Signe de la confiance des chefs d'entreprise et des investisseurs en ce début de deuxième trimestre déterminant sur le plan politique en France, la société belge X-FAB doit effectuer cette semaine la plus importante introduction en bourse de l'année sur la place parisienne.

L'offre au public lancée le 23 mars se termine ce mardi 4 avril à 17h. Elle doit permettre à la société de lever entre 440 et 492 millions d'euros pour une capitalisation boursière dépassant le milliard d'euros. La fourchette de prix indicative a été fixée entre 8 et 10,50 euros par action. La première cotation est quant à elle prévue jeudi.

Parmi les dix premiers fondeurs au monde, X-FAB est spécialisé dans la fabrication de semi-conducteurs à signaux analogiques/mixtes. Ces derniers sont utilisés notamment dans l'automobile, l'industrie et la santé. "Contrairement à certaines fonderies de plus grande taille sur le marché des Cis (circuits imprimés, ndlr), la production de CIs à signaux analogiques/mixtes hautement personnalisés privilégiée par XFAB induit des volumes de production plus restreints qui nécessitent plus d'ingénierie par unité avec une valeur ajoutée importante pour les clients", précise-t-elle dans son prospectus.

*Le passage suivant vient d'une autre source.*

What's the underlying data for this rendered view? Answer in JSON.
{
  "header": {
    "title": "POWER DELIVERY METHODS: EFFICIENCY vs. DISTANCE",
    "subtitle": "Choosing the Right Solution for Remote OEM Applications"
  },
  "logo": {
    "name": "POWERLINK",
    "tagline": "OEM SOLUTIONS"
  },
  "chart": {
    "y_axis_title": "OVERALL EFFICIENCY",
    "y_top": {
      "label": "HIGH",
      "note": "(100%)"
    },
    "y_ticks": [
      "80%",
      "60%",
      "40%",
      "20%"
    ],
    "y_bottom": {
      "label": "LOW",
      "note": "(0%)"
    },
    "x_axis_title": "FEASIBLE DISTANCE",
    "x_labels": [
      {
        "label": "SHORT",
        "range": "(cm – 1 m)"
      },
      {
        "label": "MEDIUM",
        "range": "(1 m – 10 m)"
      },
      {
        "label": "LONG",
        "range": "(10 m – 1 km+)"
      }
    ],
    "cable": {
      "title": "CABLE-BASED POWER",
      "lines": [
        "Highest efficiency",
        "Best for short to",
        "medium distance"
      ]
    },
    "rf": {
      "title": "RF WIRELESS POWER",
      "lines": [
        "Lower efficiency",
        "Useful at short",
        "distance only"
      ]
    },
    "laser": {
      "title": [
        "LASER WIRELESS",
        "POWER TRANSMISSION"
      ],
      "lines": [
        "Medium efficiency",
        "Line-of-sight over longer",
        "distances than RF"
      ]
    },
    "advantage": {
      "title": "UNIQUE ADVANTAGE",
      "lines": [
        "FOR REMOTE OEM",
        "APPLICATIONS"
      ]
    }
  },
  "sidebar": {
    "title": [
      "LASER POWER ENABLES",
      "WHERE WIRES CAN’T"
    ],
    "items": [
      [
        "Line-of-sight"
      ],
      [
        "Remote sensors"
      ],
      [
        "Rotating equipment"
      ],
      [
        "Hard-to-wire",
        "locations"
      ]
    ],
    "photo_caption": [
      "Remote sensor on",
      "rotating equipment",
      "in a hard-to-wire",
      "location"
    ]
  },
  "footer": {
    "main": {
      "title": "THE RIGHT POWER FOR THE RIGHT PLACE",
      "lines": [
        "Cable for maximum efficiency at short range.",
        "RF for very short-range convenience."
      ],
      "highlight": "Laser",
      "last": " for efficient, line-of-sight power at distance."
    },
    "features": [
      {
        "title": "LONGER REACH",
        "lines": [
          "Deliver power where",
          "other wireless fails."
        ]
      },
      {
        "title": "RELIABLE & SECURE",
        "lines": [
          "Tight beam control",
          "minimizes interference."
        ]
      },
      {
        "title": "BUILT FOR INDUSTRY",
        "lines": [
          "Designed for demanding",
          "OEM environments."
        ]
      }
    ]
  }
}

Détenu par des capitaux belges mais basé à Erfurt, en Allemagne, X-FAB est également présent en France où il a repris l'usine Altis de Corbeil-Essonnes en octobre dernier. Ses autres sites en Allemagne, en Malaisie et aux États-Unis emploient un total de 3800 personnes. En 2016, le chiffre d’affaires du groupe a bondi de 55%, à 513 millions de dollars (475 millions d’euros) pour un bénéfice net de 46 millions. Il vise une nouvelle progression de ses revenus cette année et les suivantes, avec un objectif à fin 2019 d'un chiffre d'affaires de 750 millions et d'une marge Ebitda de 27%.

Créneaux porteurs

X-FAB entend utiliser une partie des fonds levés lors de son introduction en bourse pour financer partiellement, en plus de ses capitaux existants, son programme d’expansion et de maintenance de ses capacités de production d'un montant compris entre 350 et 370 millions de dollars sur trois ans. Il veut également renforcer son bilan afin de saisir d'éventuelles opportunités d'acquisition et accélérer sa croissance.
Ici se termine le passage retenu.